Question

Given following series of reactions:
(I) $N{H}_3+O_2\to NO+H_{2}O$
(II) $NO+O_2\to N{O}_2$
(III) $N{O}_2+H_{2}O\to HN{O}_3+HN{O}_2$
(IV) $NH{O}_2\to HN{O}_3+NO+H_{2}O$
Select the correct option(s).

• A. Moles of $HN{O}_3$ obtained is half of moles of Ammonia used if $HN{O}_2$ is not used to produce $HN{O}_3$ by reaction (IV)
• B. $\frac{100}{6}$% more $HN{O}_3$ will be produced if $HN{O}_2$ is used to produce $HN{O}_3$ by reaction (IV) than if $HN{O}_2$ is not used to produce $HN{O}_3$ by reaction (IV)
• C. If $HN{O}_2$ is used to produce $HN{O}_3$ then $\frac{1}{4}th$ of total $HN{O}_3$ is produced by reaction (IV)
• D. Moles of $NO$ produced in reaction (IV) is $50$% of moles of total $HN{O}_3$ produced

Answer 1

The correct option is C If $HN{O}_2$ is used to produce $HN{O}_3$ then $\frac{1}{4}th$ of total $HN{O}_3$ is produced by reaction (IV)

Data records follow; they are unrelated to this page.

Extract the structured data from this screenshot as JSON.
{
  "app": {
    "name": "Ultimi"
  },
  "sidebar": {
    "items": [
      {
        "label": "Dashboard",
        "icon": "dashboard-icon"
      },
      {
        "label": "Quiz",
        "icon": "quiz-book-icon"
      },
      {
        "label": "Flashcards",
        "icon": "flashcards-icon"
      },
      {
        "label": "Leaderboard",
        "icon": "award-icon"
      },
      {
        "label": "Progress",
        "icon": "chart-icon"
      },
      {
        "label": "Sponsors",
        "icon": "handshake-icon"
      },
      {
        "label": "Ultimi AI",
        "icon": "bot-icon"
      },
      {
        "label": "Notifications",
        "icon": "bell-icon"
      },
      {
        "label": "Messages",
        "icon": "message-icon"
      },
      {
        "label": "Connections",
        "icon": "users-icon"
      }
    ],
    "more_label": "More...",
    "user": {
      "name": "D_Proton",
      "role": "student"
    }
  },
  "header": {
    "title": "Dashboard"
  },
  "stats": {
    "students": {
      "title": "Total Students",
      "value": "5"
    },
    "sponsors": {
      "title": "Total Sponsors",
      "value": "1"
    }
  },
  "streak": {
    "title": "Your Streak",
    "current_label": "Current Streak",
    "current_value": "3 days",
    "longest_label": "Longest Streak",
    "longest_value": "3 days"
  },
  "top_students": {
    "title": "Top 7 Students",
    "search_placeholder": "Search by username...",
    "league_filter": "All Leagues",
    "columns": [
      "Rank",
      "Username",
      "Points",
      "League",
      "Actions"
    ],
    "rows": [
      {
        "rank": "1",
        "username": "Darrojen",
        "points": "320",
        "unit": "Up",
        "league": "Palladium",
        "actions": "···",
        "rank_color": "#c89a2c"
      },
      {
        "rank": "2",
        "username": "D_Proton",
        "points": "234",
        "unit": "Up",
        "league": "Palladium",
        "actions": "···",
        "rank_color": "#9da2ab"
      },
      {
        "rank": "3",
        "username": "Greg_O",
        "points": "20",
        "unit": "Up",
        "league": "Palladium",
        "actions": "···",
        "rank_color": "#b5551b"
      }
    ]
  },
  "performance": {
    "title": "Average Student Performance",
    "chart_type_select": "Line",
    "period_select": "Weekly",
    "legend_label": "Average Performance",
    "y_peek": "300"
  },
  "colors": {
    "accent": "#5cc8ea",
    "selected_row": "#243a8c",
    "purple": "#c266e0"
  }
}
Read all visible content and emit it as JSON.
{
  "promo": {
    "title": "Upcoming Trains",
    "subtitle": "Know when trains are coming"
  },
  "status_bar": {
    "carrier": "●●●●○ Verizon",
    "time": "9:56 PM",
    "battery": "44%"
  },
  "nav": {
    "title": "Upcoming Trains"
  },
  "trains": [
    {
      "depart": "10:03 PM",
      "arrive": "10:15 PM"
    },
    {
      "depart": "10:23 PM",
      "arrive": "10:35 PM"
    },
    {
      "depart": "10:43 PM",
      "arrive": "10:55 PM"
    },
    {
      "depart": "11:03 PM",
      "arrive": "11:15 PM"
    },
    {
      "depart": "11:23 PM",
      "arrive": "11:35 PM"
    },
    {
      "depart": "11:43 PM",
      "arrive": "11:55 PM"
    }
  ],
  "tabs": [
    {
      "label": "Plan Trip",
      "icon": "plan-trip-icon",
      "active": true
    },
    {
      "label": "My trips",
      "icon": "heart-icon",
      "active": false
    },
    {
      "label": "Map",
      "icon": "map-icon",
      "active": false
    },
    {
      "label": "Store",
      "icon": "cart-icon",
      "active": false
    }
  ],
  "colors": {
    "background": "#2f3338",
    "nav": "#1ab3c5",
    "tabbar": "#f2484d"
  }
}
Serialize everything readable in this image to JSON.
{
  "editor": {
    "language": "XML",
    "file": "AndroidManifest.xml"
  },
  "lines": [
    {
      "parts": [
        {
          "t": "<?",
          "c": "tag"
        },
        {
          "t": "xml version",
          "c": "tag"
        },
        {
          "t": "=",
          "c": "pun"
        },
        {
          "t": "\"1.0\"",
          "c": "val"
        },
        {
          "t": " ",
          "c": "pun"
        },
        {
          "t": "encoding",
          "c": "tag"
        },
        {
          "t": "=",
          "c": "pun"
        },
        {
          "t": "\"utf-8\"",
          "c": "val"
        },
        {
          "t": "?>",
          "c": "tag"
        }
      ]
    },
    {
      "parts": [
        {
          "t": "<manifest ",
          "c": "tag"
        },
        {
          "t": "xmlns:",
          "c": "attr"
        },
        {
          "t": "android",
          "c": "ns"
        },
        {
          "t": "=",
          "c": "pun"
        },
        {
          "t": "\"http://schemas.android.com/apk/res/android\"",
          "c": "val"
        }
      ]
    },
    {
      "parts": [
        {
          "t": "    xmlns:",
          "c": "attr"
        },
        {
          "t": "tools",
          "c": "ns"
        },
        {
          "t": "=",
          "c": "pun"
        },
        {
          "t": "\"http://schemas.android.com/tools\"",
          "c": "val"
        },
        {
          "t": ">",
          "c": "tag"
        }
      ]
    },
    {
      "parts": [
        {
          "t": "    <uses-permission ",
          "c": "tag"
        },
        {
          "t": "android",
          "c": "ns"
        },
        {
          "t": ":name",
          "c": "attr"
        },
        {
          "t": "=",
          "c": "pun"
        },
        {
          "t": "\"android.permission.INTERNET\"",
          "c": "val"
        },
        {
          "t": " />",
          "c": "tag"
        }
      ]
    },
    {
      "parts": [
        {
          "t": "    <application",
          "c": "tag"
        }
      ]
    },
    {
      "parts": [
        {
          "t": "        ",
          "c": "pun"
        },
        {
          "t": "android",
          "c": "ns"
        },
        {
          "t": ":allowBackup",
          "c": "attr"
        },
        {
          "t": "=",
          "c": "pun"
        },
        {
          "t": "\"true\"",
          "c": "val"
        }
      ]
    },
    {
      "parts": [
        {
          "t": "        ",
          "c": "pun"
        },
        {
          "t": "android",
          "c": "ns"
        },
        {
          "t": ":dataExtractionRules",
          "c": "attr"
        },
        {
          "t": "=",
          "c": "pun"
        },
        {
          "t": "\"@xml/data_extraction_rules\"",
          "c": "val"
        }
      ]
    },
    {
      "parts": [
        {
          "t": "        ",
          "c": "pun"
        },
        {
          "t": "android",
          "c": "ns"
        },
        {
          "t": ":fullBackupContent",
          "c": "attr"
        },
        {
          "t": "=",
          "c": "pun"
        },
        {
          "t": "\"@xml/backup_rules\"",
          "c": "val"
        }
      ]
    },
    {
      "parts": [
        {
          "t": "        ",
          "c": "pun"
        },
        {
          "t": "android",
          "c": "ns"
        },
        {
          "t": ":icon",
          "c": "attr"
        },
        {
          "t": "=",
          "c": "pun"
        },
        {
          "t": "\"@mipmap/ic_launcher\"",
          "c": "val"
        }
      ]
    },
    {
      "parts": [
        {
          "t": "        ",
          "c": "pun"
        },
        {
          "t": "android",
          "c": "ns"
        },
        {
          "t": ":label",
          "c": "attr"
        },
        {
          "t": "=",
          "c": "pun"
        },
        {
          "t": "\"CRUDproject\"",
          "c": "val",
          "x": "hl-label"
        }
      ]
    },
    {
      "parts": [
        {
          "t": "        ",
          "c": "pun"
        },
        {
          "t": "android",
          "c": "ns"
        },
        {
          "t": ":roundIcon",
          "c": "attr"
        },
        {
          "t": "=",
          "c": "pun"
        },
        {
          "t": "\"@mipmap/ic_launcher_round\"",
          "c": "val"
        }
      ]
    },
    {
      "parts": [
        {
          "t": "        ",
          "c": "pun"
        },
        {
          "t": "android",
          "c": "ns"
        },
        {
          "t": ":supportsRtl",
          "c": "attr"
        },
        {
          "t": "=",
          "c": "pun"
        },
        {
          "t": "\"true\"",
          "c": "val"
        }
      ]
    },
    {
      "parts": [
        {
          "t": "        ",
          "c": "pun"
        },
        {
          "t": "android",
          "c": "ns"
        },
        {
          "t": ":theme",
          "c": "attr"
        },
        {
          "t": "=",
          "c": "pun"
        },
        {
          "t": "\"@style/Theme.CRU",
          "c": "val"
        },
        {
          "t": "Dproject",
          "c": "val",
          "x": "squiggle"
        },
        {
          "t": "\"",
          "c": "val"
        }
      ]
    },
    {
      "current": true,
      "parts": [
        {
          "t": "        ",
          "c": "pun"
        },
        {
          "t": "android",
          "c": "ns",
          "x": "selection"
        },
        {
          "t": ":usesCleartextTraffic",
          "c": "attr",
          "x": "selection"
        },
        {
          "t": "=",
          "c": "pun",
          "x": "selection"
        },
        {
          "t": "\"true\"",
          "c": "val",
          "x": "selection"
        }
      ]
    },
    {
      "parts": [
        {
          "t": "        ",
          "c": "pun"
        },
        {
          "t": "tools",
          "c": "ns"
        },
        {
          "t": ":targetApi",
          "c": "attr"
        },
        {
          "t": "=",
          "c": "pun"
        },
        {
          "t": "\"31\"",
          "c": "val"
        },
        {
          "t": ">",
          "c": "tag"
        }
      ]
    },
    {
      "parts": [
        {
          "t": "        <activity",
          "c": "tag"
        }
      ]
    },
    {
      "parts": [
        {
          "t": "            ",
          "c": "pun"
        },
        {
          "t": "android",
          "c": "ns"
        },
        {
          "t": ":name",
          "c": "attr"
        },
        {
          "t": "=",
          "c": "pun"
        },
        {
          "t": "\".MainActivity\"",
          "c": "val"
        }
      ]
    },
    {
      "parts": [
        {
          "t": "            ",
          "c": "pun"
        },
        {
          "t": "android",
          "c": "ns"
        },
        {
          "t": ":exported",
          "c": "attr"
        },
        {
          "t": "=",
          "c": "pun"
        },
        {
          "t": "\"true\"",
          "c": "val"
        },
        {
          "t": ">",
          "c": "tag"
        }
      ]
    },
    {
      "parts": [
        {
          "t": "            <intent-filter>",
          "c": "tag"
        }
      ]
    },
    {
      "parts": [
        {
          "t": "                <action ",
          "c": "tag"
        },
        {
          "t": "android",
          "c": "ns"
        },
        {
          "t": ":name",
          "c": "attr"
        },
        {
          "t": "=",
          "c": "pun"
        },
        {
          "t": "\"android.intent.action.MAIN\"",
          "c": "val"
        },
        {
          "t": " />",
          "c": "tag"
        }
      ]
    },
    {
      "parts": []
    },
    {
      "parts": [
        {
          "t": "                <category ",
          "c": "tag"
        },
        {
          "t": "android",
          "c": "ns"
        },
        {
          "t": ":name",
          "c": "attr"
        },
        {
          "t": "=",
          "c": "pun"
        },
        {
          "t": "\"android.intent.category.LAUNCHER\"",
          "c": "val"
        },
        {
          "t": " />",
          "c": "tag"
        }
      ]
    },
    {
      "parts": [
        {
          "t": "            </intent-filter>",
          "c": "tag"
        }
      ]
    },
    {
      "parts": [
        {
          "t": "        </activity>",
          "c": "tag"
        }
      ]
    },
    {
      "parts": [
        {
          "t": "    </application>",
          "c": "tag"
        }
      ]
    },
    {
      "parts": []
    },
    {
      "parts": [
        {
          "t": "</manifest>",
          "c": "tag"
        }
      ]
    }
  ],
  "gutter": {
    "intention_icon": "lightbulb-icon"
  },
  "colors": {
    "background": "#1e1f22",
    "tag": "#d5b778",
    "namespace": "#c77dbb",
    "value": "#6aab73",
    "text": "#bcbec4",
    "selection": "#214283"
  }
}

$\begin{array}{c}\text{(A)}{NH}_3⟶{HNO}_3+{HNO}_2\text{(till reaction III)}\\ \text{by nitrogen balance,}\\ \begin{array}{c}{n}_{HN{O}_2}=\frac{1}{2}{n}_{{NH}_3}\\ n_{{HNO}_3}=\frac{1}{2}{n}_{{NH}_3}\end{array}\end{array}$

$\begin{array}{c}\left(B\right)3HN{O}_2⟶HN{O}_3+2NO+H_{2}O\\ {\text{Let's 1 mole of NH}}_3\text{is initialy taken}\end{array}$

$\begin{array}{c}\text{If makes}(\frac{1}{2};\frac{1}{2})\text{mole of}HN{0}_2\text{and}{HNO}_3\text{till reaction III}\\ \frac{1}{2}\text{mole}{HNO}_2\text{make}\frac{1}{6}\text{mole of}{HNO}_3\text{in reaction}-IV\text{so}{HNO}_3\\ \text{made.}\end{array}$

$\begin{array}{cc}\Rightarrow \text{i.e.}\frac{1}{2}+\frac{1}{6}=& \frac{2}{3}\text{mole}\\ \text{\% increase}& =\frac{\frac{1}{6}}{\frac{1}{2}}\times 100=\frac{100}{3}\%\end{array}$

$\begin{array}{c}\text{(C) By above data it is correct.}\\ \text{(D) Moles of NO produced}=\frac{1}{2}\times \frac{2}{3}=\frac{1}{3}\text{mole.}\\ \%=\frac{\frac{1}{3}}{\frac{2}{3}}\times 100=50\%\end{array}$